扬雄的伦理思想,大体上都是复述五伦、五常之类的儒家传统见解,但他主张“人之性也,善恶混,修其善则为善人,修其恶则为恶人”(《法言·修身》),以“性善恶混论”与“性善论”和“性恶论”相对立;就其强调人性好坏在于后天的努力而言,又与荀子的观点相近,无异是“天命之谓性”的逆反命题,这是扬雄“体自然”之说在人性问题上的延展。
桓谭批评谶纬迷信的主要论点如下:
(1)桓谭认为“非天故为作也”(《新论·祛蔽》)。
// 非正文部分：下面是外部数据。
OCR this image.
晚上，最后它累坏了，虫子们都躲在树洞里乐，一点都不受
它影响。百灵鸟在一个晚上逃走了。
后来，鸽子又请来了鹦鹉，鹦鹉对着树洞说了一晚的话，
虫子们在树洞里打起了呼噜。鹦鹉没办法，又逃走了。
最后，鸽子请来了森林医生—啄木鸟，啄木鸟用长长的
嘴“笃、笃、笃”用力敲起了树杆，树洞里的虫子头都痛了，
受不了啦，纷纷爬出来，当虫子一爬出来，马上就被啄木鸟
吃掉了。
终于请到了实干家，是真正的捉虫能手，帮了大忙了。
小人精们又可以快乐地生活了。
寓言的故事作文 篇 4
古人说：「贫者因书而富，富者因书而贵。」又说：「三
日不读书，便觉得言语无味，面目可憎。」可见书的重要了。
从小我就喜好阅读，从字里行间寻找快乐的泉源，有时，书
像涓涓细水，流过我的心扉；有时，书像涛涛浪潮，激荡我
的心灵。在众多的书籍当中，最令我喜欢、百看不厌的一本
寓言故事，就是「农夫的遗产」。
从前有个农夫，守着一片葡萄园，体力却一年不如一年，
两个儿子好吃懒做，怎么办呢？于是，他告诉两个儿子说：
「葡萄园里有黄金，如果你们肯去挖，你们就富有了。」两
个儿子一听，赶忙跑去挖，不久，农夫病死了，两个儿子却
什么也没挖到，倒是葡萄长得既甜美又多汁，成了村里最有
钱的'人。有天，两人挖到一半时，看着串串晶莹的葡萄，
否认天有意志。他列举许多事例批评各种宣扬天有意志的虚妄言论。当时,谶纬学家宣传说,鹳鸟是“天”的宝鸟,如果杀取此鸟,就会引起天的震怒,而发出雷声。桓谭辩驳说:人杀死鹳鸟和天打雷曾经在时间上先后发生,那只是偶然巧合,并不是“天”为了保护鹳鸟而故意打雷(见《新论·离事》)。桓谭同刘歆的侄儿刘伯玉进行过一次关于天的辩论。刘伯玉认为,药物都是“天”有意生出来的,能益人也能杀人。桓谭根据当时的医学知识,分析了多种药物的功能,指出:钩藤(俗名割肠草)的性质与人体不合,人吃了就会死亡,这完全不是“天”故意杀人;蛭石(一种有毒的药石)毒死老鼠,那是因为它的性质与老鼠不合,也不是“天”有意杀鼠。人得了病后,吃了某种药而恢复健康,那是因为这种药性能够克服致病的有害物质,并不是“天”有目的的安排。桓谭的这些观点,上接扬雄而下启王充。王充《论衡·物势》篇中用“自生”和“故生”作为划分无神论和目的论的基本命题。
(2)桓谭认为,“阴阳之气”是产生天地万物的根源。万物都是阴阳之气相合而生,万物的生灭犹如四时的运行一样,是一种纯粹的自然过程,如果不按自然的本来面貌认识自然,“欲变易其性,而为异道”(《新论·形神》),那就是犯了迷不知返的错误。
(3)桓谭提出了以形体为基础的形神一元论。他说:“精神居形体,犹火之燃烛矣。”(《新论·形神》)形体是精神的基础,精神不能脱离形体而存在,如同烛光依赖烛脂一样。烛脂燃烧完毕,灯火无法复燃,人的形体衰老死亡,精神也随之消灭。人老如灯秃,人死如灯灭。这个烛火形神之喻,形象地说明了形亡神灭的观点,后为王充所直接继承。